Source: Journal of Teacher Education, 62(5), 446-464. November/December, 2011.
(Reviewed by the Portal Team)

This article reports on a study that aims to generate insights about student teaching’s contributions to preservice teachers (PST) learning.

Specifically, this study explores opportunities to learn within and across student teaching placements.
The authors analyze the degree to which placement experiences present equitable opportunities for PSTs to build a specialized knowledge base,one that can support them to enact in urban, high-needs schools the kind of responsive, learner-centered practices that research suggests are crucial to the academic success of historically underserved students.

The authors address to the following research questions:
What opportunities to learn do first-year teachers report having experienced as student teachers in urban, high-needs schools?
How do opportunities vary across placements and with what implications for PST learning?

Method
The participants were 11 first-year elementary teachers who were completing the second year of a two-year specialized teacher education programs (TEPs) in a large metropolitan area.

During the TEP’s second year, PSTs participate in a weekly seminar and complete master’s theses, while also serving as full-time teachers in local public schools and receiving classroom visits from a field supervisor roughly every third week.

Findings

The authors found that all participants repeatedly praised student teaching for nurturing emerging professional identities and conferring new self-confidence.
The participants also credited student teaching with approximating what employment would be like in an urban, high-needs school.

Opportunities to Learn
Specifically, the authors address three core strands of opportunity reportedly experienced by participants.
These include opportunities to learn about curriculum and content; opportunities to see and participate in, but usually not plan for, “what’s possible”; and opportunities to struggle with and for youth.

Opportunities to learn about content and curriculum
The participants argued that most placement experiences focused almost exclusively on math and literacy and that cooperating teachers (CTs) tended to teach those content areas in isolation from one another.

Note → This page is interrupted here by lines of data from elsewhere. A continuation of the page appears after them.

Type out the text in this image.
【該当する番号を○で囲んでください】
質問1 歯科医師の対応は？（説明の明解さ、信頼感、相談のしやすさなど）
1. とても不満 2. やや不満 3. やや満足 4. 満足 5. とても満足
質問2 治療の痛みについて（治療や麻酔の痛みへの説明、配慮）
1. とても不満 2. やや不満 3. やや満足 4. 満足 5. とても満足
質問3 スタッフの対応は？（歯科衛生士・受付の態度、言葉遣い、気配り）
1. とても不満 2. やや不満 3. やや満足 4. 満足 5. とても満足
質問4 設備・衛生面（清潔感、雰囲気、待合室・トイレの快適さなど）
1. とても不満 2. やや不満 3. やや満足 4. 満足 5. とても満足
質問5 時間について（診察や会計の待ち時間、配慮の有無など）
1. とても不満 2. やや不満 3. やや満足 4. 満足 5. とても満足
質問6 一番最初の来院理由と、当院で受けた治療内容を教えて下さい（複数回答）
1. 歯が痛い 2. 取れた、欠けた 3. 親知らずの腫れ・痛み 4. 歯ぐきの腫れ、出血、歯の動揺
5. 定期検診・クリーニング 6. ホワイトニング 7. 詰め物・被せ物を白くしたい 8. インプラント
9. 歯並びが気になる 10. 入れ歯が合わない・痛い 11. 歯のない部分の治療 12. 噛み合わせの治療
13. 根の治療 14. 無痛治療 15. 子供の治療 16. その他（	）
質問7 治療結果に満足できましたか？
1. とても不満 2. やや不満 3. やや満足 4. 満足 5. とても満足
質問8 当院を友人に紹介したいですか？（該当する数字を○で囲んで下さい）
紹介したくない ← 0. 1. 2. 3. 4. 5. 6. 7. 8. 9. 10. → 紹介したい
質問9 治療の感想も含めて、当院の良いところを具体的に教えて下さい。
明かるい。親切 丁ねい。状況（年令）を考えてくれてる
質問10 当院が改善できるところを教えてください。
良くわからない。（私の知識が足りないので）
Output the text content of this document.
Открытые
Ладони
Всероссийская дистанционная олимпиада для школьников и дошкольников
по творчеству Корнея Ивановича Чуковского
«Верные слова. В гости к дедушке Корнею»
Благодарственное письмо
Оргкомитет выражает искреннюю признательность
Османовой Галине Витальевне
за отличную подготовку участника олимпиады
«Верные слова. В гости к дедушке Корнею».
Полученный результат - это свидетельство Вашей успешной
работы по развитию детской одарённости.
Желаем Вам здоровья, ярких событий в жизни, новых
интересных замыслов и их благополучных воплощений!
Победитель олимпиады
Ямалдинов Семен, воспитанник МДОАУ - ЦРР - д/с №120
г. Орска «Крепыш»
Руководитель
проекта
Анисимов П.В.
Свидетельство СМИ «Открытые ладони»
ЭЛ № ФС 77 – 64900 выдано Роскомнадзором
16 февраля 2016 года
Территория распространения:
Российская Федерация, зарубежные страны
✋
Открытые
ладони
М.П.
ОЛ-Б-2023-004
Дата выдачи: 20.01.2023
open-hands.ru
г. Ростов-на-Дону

Opportunities to see and participate in, but usually not plan for “what’s possible”
Participants claimed that these placements provided images of “what’s possible,” which in turn anchored them when they faced first-year struggles.
However, all participants reported not having had much opportunity to see CTs plan or plan with them.

Opportunities to struggle with and for youth
In six instances, participants described placements with CTs who communicated a particularly high degree of urgency about their work as educators and who advocated on behalf of students and challenged deficit assumptions about their capacities to learn.
Alternatively, in two cases, participants recounted placements with CTs who seemed to lack the commitment or skill to respectfully meet even students’ most basic needs.
To varying degrees, both appeared to present meaningful opportunities for PSTs to practice struggling on behalf of youth.

Implications

This study deepens the authors' belief that student teaching plays a significant role in PST learning and that its role tends to be problematic in practice and oversimplified in research.


Developing and Supporting Exemplary CTs
Overall, findings index the challenges of providing mentors who can model “what’s possible” in the face of tightly regulated reforms and grant PSTs access to the backstage labor that undergirds excellent teaching.

Providing Models Amid Realistic Policy Conditions
The authors argue that teacher educators might need to consider adjustments that maximize partnerships with exemplary, equity-minded CTs. such adjustments might involve assigning new roles and responsibilities to university-based field supervisors.

Moving Beyond Models to Mediation
The authors also consider it crucial for teacher educators to draw on and create opportunities and mediating tools that press PSTs not only to watch others grapple but also to grapple themselves with the tensions between student-centered teaching and a policy context that increasingly standardizes instruction and assessment in urban, high-needs schools.

Anchoring Teacher Education Practice in the Pursuit of Equitable Opportunities to Learn
Findings also suggest the need to conceive of student teaching as a continuum of experiences that work together to expand PSTs’ learning rather than merely compound strengths for some and weaknesses for others.